第1日目 4月7日(木)富山国際会議場(B会場: 2階 202, 203号室)

ポスター3: 症例報告 13:00〜13:40 発表3分、討論2分

座長: 吉井與志彦

P-12

PEGを造設し経口摂取が可能となった高齢者脳卒中の1例
A case report of elderly cerebro-vascular disease with swallowing difficulty impaired by PEG.

海賀栄美 KAIGA Emi
泉山 仁*、真野英寿**、国井紀彦*、成井 貴、阿部琢己*

新白河中央病院 リハビリテーション科、昭和大学 医学部 脳神経外科*、昭和大学横浜市北部病院 リハビリテーション科**

【目的】一般に高齢者は加齢的変化により、摂食嚥下障害のリスクが高まる。脳血管障害をもつ患者は重症例となりやすく自宅退院を困難にさせる。今回我々は、経口摂取可能となったことにより在宅復帰でき、長期に外来通院治療できている高齢者脳血管障害の1症例を経験したので報告する。【症例】76歳男性。平成14年12月に右小脳梗塞にて発症。平成15年2月右被殻出血を併発。

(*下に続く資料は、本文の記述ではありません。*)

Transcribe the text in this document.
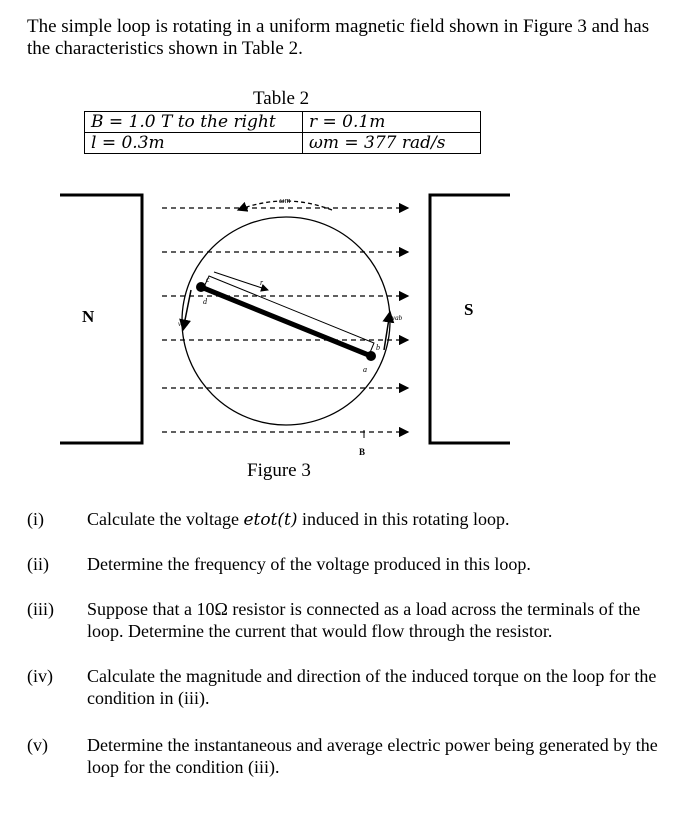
The simple loop is rotating in a uniform magnetic field shown in Figure 3 and has the characteristics shown in Table 2.
Table 2
B = 1.0 T to the right	r = 0.1m
l = 0.3m	ωm = 377 rad/s
N	S
B
ωm
r
d
c
a
b
vcd
vab
Figure 3
(i) Calculate the voltage etot(t) induced in this rotating loop.
(ii) Determine the frequency of the voltage produced in this loop.
(iii) Suppose that a 10Ω resistor is connected as a load across the terminals of the loop. Determine the current that would flow through the resistor.
(iv) Calculate the magnitude and direction of the induced torque on the loop for the condition in (iii).
(v) Determine the instantaneous and average electric power being generated by the loop for the condition (iii).
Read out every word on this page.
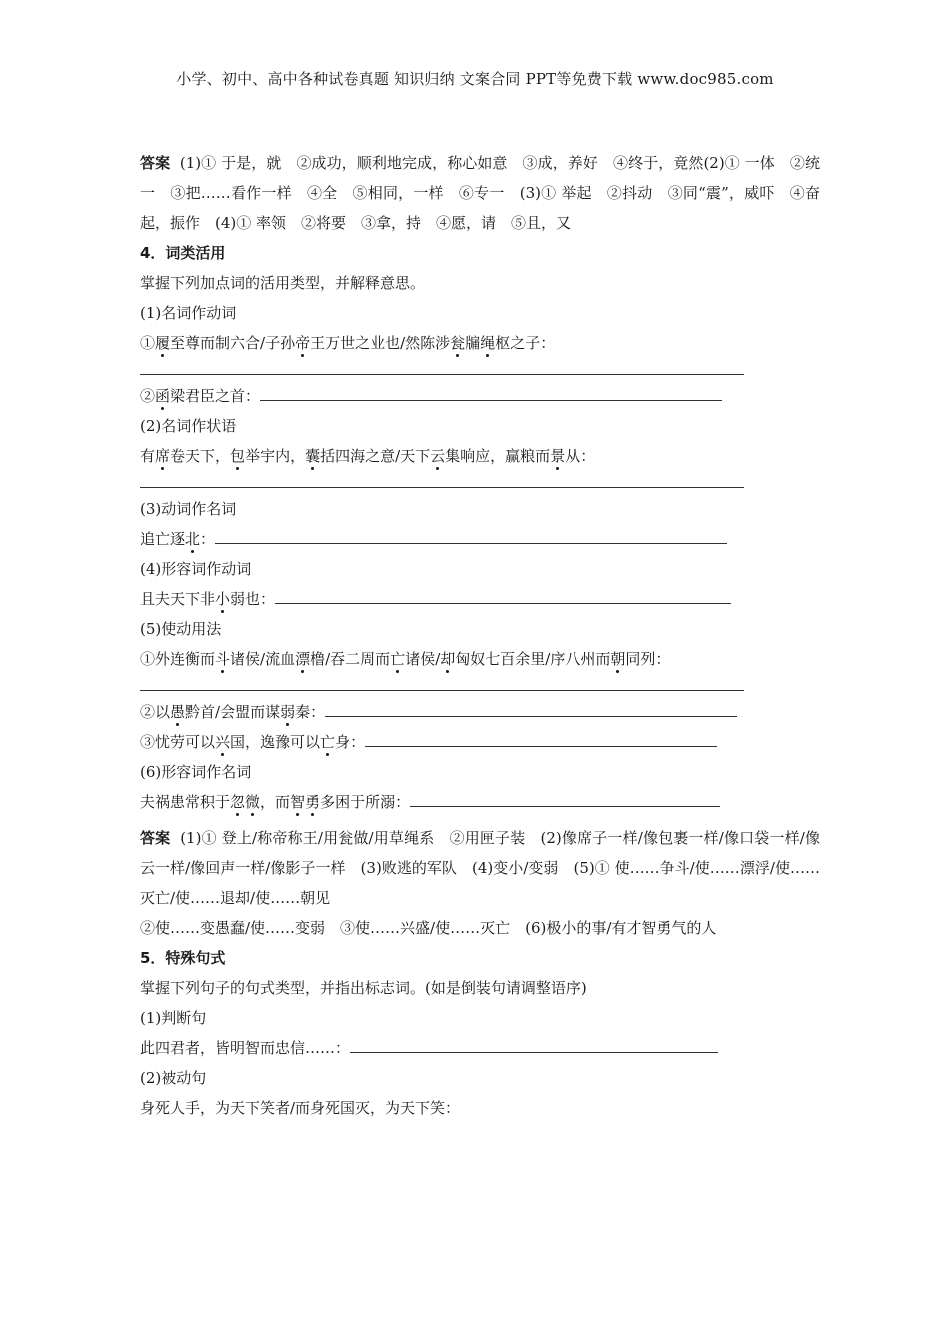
小学、初中、高中各种试卷真题 知识归纳 文案合同 PPT等免费下载 www.doc985.com

答案 (1)① 于是，就　②成功，顺利地完成，称心如意　③成，养好　④终于，竟然(2)① 一体　②统一　③把……看作一样　④全　⑤相同，一样　⑥专一　(3)① 举起　②抖动　③同“震”，威吓　④奋起，振作　(4)① 率领　②将要　③拿，持　④愿，请　⑤且，又

4．词类活用
掌握下列加点词的活用类型，并解释意思。
(1)名词作动词
①履至尊而制六合/子孙帝王万世之业也/然陈涉瓮牖绳枢之子：
②函梁君臣之首：
(2)名词作状语
有席卷天下，包举宇内，囊括四海之意/天下云集响应，赢粮而景从：
(3)动词作名词
追亡逐北：
(4)形容词作动词
且夫天下非小弱也：
(5)使动用法
①外连衡而斗诸侯/流血漂橹/吞二周而亡诸侯/却匈奴七百余里/序八州而朝同列：
②以愚黔首/会盟而谋弱秦：
③忧劳可以兴国，逸豫可以亡身：
(6)形容词作名词
夫祸患常积于忽微，而智勇多困于所溺：

答案 (1)① 登上/称帝称王/用瓮做/用草绳系　②用匣子装　(2)像席子一样/像包裹一样/像口袋一样/像云一样/像回声一样/像影子一样　(3)败逃的军队　(4)变小/变弱　(5)① 使……争斗/使……漂浮/使……灭亡/使……退却/使……朝见

②使……变愚蠢/使……变弱　③使……兴盛/使……灭亡　(6)极小的事/有才智勇气的人
5．特殊句式
掌握下列句子的句式类型，并指出标志词。(如是倒装句请调整语序)
(1)判断句
此四君者，皆明智而忠信……：
(2)被动句
身死人手，为天下笑者/而身死国灭，为天下笑：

保存的加療にて平成15年7月リハビリ目的で当院へ転院。左上下肢不全麻痺(Brunnstrom-stage左上肢II左下肢IV)、Dysarthria、嚥下障害あり。同年9月PEG造設後、段階的に経口摂取可能となり平成16年4月自宅退院となる。【考察及び結語】本症例は、非経口摂取手段による栄養管理(IVH、PEG)により全身状態が安定したことが摂食・嚥下訓練の導入をスムーズにさせた。またVF(videofluorography)を継時的に施行し、機能改善を見落とすことなく、家族を巻き込んだチームアプローチを行うことができ在宅復帰へ繋がった。本症例は、今後増加する高齢者嚥下障害患者の治療に対する大切な指標となる貴重な経験であった。